There’s a perrenial thought that rolls around each year, every year, like clockwork; that this year we will find the one true mountain bike. The one bike to rule them all: that rides uphill faster than a mountain goat; that descends faster than Greg Minaar; that roosts sinuous and gnarly singletrack with equal aplomb and does it all without a moment’s hesitation or excess puppy fat.
But let’s be frank: this kind of hyperbole is just that: hyperbole. No bike will ever do everything well: a 3.5in travel bike will never descend as well as a World Cup downhill rig, and likewise, a downhill rig will never climb as well as a whippet XC bike. Okay, they’re extreme examples but what they do highlight is that bikes are inevitably built as compromises. Trail bikes are the jack-of-all-trades, master-of- none, and will be beaten uphill by short-travel XC rocket ships, and down by more gravity-focused machinery.
Yet they’re the staple trail rider’s steed, what most folks’ are riding (or aspiring to ride): they’ll climb better than a DH bike ever will, and descend more confidently than an XC race bike. And it’s worth nothing that as you move to a lighter XC extreme or to a more burly downhill one, the relative compromises of these bikes are merely shifted.

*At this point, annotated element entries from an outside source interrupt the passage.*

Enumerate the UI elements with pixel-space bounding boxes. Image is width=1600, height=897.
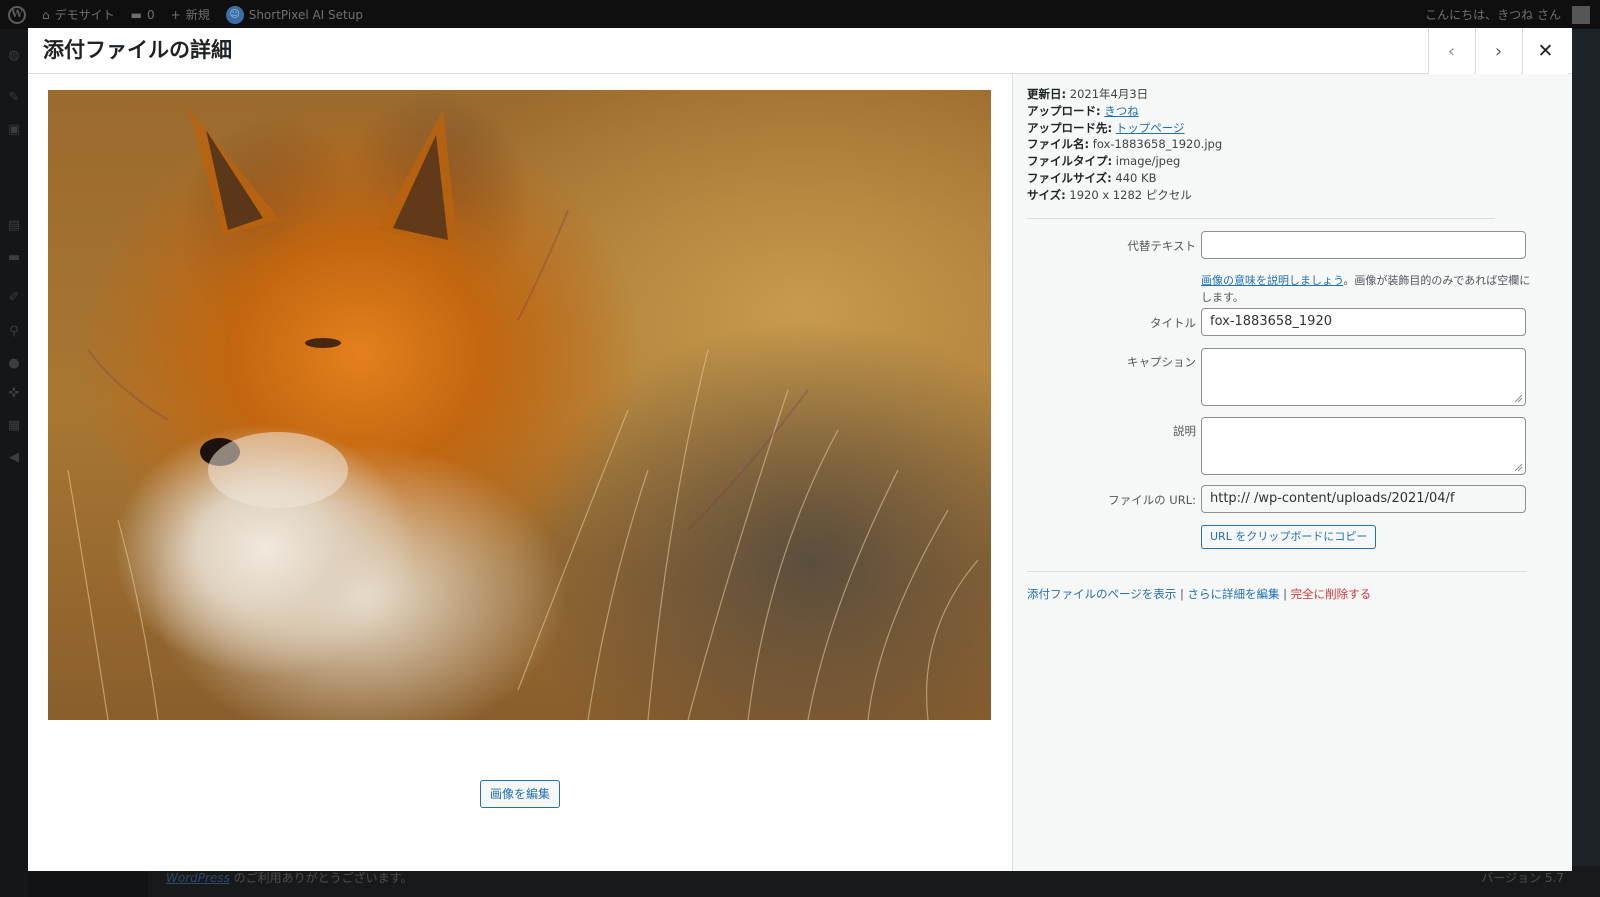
new-content-menu[interactable]: + 新規: [163, 0, 218, 29]
uploaded-date-value: 2021年4月3日: [1069, 87, 1149, 101]
comments-menu[interactable]: ▬ 0: [123, 0, 163, 29]
filesize-value: 440 KB: [1115, 170, 1157, 185]
filename-value: fox-1883658_1920.jpg: [1092, 137, 1223, 152]
footer-version: バージョン 5.7: [1481, 871, 1564, 885]
comment-bubble-icon: ▬: [130, 7, 142, 22]
footer-thanks-text: のご利用ありがとうございます。: [229, 871, 413, 885]
divider: [1027, 218, 1495, 219]
filesize-row: ファイルサイズ: 440 KB: [1027, 170, 1222, 187]
tools-icon[interactable]: ✜: [7, 387, 21, 401]
previous-attachment-button[interactable]: ‹: [1428, 28, 1474, 74]
avatar: [1572, 5, 1590, 24]
filetype-row: ファイルタイプ: image/jpeg: [1027, 153, 1222, 170]
description-textarea[interactable]: [1201, 417, 1526, 475]
resize-grip-icon[interactable]: [1513, 393, 1523, 403]
shortpixel-icon: ☺: [225, 5, 244, 24]
alt-text-label: 代替テキスト: [1127, 239, 1196, 253]
title-label: タイトル: [1150, 316, 1196, 330]
wp-logo-menu[interactable]: W: [0, 0, 34, 29]
modal-header: 添付ファイルの詳細 ‹ › ✕: [28, 28, 1572, 74]
alt-text-input[interactable]: [1201, 231, 1526, 259]
dimensions-row: サイズ: 1920 x 1282 ピクセル: [1027, 187, 1222, 204]
uploaded-by-label: アップロード:: [1027, 103, 1101, 118]
file-url-input[interactable]: http:// /wp-content/uploads/2021/04/f: [1201, 485, 1526, 513]
resize-grip-icon[interactable]: [1513, 462, 1523, 472]
uploaded-to-label: アップロード先:: [1027, 120, 1113, 135]
divider: [1027, 571, 1527, 572]
dashboard-icon[interactable]: ◍: [7, 49, 21, 63]
uploaded-to-row: アップロード先: トップページ: [1027, 120, 1222, 137]
chevron-right-icon: ›: [1494, 40, 1503, 62]
description-label: 説明: [1173, 424, 1196, 438]
pages-icon[interactable]: ▤: [7, 219, 21, 233]
pin-icon[interactable]: ✎: [7, 91, 21, 105]
filename-label: ファイル名:: [1027, 137, 1090, 152]
view-attachment-page-link[interactable]: 添付ファイルのページを表示: [1027, 587, 1176, 601]
plus-icon: +: [170, 7, 181, 22]
users-icon[interactable]: ●: [7, 357, 21, 371]
attachment-info-sidebar: 更新日: 2021年4月3日 アップロード: きつね アップロード先: トップペ…: [1012, 74, 1572, 871]
collapse-menu-icon[interactable]: ◀: [7, 451, 21, 465]
settings-icon[interactable]: ▦: [7, 419, 21, 433]
new-content-label: 新規: [185, 8, 210, 22]
fox-photo: [48, 90, 991, 720]
footer-thanks: WordPress のご利用ありがとうございます。: [166, 869, 412, 886]
caption-textarea[interactable]: [1201, 348, 1526, 406]
filetype-label: ファイルタイプ:: [1027, 154, 1113, 169]
close-modal-button[interactable]: ✕: [1522, 28, 1568, 74]
greeting: こんにちは、きつね さん: [1425, 8, 1561, 22]
title-input[interactable]: fox-1883658_1920: [1201, 308, 1526, 336]
alt-text-help-link[interactable]: 画像の意味を説明しましょう: [1201, 274, 1343, 287]
alt-text-help: 画像の意味を説明しましょう。画像が装飾目的のみであれば空欄にします。: [1201, 272, 1531, 306]
shortpixel-label: ShortPixel AI Setup: [248, 7, 363, 22]
attachment-actions: 添付ファイルのページを表示 | さらに詳細を編集 | 完全に削除する: [1027, 586, 1371, 602]
copy-url-button[interactable]: URL をクリップボードにコピー: [1201, 525, 1377, 549]
home-icon: ⌂: [42, 7, 50, 22]
admin-bar: W ⌂ デモサイト ▬ 0 + 新規 ☺ ShortPixel AI Setup…: [0, 0, 1600, 29]
uploaded-date-label: 更新日:: [1027, 87, 1067, 101]
action-separator: |: [1179, 587, 1184, 601]
file-url-label: ファイルの URL:: [1108, 493, 1196, 507]
file-details: 更新日: 2021年4月3日 アップロード: きつね アップロード先: トップペ…: [1027, 86, 1222, 204]
modal-title: 添付ファイルの詳細: [43, 38, 232, 62]
site-name-menu[interactable]: ⌂ デモサイト: [34, 0, 123, 29]
comments-icon[interactable]: ▬: [7, 251, 21, 265]
dimensions-label: サイズ:: [1027, 187, 1066, 202]
appearance-icon[interactable]: ✐: [7, 291, 21, 305]
filename-row: ファイル名: fox-1883658_1920.jpg: [1027, 136, 1222, 153]
attachment-details-modal: 添付ファイルの詳細 ‹ › ✕ 画像を編集 更新日: 2021年4月3日 アップ…: [28, 28, 1572, 871]
wordpress-logo-icon: W: [8, 5, 26, 24]
uploaded-date-row: 更新日: 2021年4月3日: [1027, 86, 1222, 103]
action-separator: |: [1283, 587, 1287, 601]
admin-side-menu: ◍ ✎ ▣ ▤ ▬ ✐ ⚲ ● ✜ ▦ ◀: [0, 29, 28, 897]
plugins-icon[interactable]: ⚲: [7, 325, 21, 339]
wordpress-link[interactable]: WordPress: [166, 871, 230, 885]
caption-label: キャプション: [1127, 355, 1196, 369]
image-preview-area: 画像を編集: [28, 74, 1012, 871]
edit-more-details-link[interactable]: さらに詳細を編集: [1187, 587, 1279, 601]
uploaded-by-link[interactable]: きつね: [1104, 104, 1139, 118]
chevron-left-icon: ‹: [1447, 40, 1456, 62]
dimensions-value: 1920 x 1282 ピクセル: [1069, 187, 1192, 202]
uploaded-to-link[interactable]: トップページ: [1116, 121, 1185, 135]
my-account-menu[interactable]: こんにちは、きつね さん: [1417, 0, 1600, 29]
uploaded-by-row: アップロード: きつね: [1027, 103, 1222, 120]
delete-permanently-link[interactable]: 完全に削除する: [1291, 587, 1372, 601]
shortpixel-menu[interactable]: ☺ ShortPixel AI Setup: [218, 0, 371, 29]
edit-image-button[interactable]: 画像を編集: [480, 780, 561, 808]
filesize-label: ファイルサイズ:: [1027, 170, 1112, 185]
site-name: デモサイト: [54, 8, 115, 22]
filetype-value: image/jpeg: [1115, 154, 1181, 169]
fox-illustration: [67, 108, 979, 720]
close-icon: ✕: [1537, 40, 1554, 62]
next-attachment-button[interactable]: ›: [1475, 28, 1521, 74]
comments-count: 0: [146, 7, 155, 22]
media-icon[interactable]: ▣: [7, 123, 21, 137]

But year-on-year bikes are getting better as materials and manufacturing technologies dovetail with advances in suspension, components, tyre technologies, and so forth. The result is that, although bikes are still compromises, the range of compromise is being reduced incrementally year-on-year so that bikes are now better in more situations than their predecessors were.
Today things are most definitely better than ever as the refocus of many brands on shorter travel bikes in the 100mm range has meant significant drops in weight, and optimised geometry and suspension quality (22lb, £2000, 100mm XC full-suss bikes that genuinely are trail assured, anyone?). The upshot is that the window of compromise has undoubtedly been significantly reduced. Materials have played their part, but, for real riders, with real pockets, the £4,000 carbon superbikes remain top-shelf wet dreams. What are genuinely important are the £1,000 to £2,000 bikes: the ones that most riders will actually be riding out there.
This was brought home specifically when we were in the Lakes on our Bike of the Year shootout as we seem to have finally reached a true watershed: where the compromises made on bikes are almost negligible, so much so that the best of today’s 4in travel lightweight XC full-sussers can truly take on virtually everything the trail has to offer, climbing and descending as voraciously as is possible. The limiting factor now is the rider baulking at the terrain, not the bike, which is just as it should be.
Which brings us full circle to the days of yore when we raced one bike up, down and along, without even an idea of specialist downhill or XC bikes.
That bike was the mountain bike. Today, we may have just seen it return. At last.